Ullozhukku review: Parvathy, Urvashi subvert the saas-bahu saga in flooded Kuttanad



    In Ullozhukku, Anju (Parvathy Thiruvothu) navigates the challenges of caring for her bedridden husband in a flood-stricken Kuttanad, supported by her compassionate mother-in-law Leelamma (Urvashi).

    Director :
    • Christo Tomy
    Cast :
    • Urvashi,
    • Parvathy Thiruvothu
    Genre :
    • Drama
    Language :
    • Malayalam
    Platform :
    • Theatrical
    Ullozhukku review: Parvathy, Urvashi subvert the saas-bahu saga in flooded Kuttanad
    Updated : June 21, 2024 03:00 PM IST

    Ullozhukku marks the directorial debut of Christo Tomy, known for the real-crime documentary series Curry & Cyanide: The Jolly Joseph Case. The narrative is set against the backdrop of flood-ravaged Kuttanad, where monsoon rains have left houses submerged under knee-level water. However, it's not a survival spectacle like 2018, the movie.

    While the situation seems unlivable for us, the characters have developed a great level of familiarity and even comfort with the condition. It seems like a commentary on the indomitable human spirit that drives people to adapt, tolerate, and even thrive in any condition.

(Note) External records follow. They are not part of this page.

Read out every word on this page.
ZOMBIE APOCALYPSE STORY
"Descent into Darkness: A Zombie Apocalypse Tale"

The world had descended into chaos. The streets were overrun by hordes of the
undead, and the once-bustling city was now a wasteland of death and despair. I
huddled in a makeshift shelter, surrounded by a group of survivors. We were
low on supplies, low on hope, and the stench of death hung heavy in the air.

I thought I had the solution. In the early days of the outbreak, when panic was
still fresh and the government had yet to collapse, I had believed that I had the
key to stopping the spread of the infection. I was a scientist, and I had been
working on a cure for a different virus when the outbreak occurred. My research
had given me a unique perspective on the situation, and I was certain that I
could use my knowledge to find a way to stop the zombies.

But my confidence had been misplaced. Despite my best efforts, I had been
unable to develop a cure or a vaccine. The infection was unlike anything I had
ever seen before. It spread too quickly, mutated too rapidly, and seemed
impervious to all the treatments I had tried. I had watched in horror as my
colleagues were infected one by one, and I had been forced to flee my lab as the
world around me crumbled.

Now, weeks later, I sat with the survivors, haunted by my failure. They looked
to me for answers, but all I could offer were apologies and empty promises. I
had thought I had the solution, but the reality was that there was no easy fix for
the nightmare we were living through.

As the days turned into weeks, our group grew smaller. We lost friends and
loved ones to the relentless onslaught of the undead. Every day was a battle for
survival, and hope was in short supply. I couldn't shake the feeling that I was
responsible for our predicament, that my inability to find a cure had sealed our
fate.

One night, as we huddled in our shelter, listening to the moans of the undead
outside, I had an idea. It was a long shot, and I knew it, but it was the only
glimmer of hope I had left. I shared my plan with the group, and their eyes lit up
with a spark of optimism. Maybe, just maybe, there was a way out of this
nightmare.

    Anju (Parvathy Thiruvothu) plays the role of a dutiful wife caring for her bedridden husband, Thomaskutty (Prashanth Murali). Her mother-in-law Leelamma (Urvashi) is supportive and compassionate. Leelamma acknowledges Anju's sacrifices and treats her with genuine respect. The family is going through a distressing period, but Leelamma and Anju work so well together that they make the situation less intolerable. However, something is rotting in their midst. A menace is lurking just under the surface, threatening to pop out and shatter the uneasy peace between the daughter-in-law and the mother-in-law.

    Ullozhukku puts a different spin on our regular saas-bahu trope. Similar to soap operas, in Ullozhukku, men are almost invisible. The film's women characters drive the narrative and fuel the drama. But, unlike daily serials, Ullozhukku is not a superficial attempt at reimposing gender stereotypes or the belief that two women can't live peacefully in the same house.

    Ullozhukku doesn't present a utopia of an equal society where men and women have the same privileges and powers. It's still a man's world, but it magnifies the never-ending responsibilities and silent sacrifices of women to keep dysfunctional families together. In this film, women make life-altering decisions, tell truths, keep secrets, break the rules, take risks, and show the courage to forge and negotiate new possibilities with those who wronged them.

    If the story of Ullozhukku had been told from a male gaze, it would have ended with violence. Something like: a seasoned patriarch would have killed another patriarchal man, instead of facing the problem with courage and finding a solution that would create space for everyone to coexist.

    Urvashi delivers a standout performance as she's torn between being a mother and mother-in-law. Parvathy effectively captures the delicate situation of Anju, who struggles between choosing what's right for her and what's acceptable for her family.

    Filmmaker Christo Tomy shows real talent for building a mood and exploring different facets of the human condition while subverting expectations in subtle ways.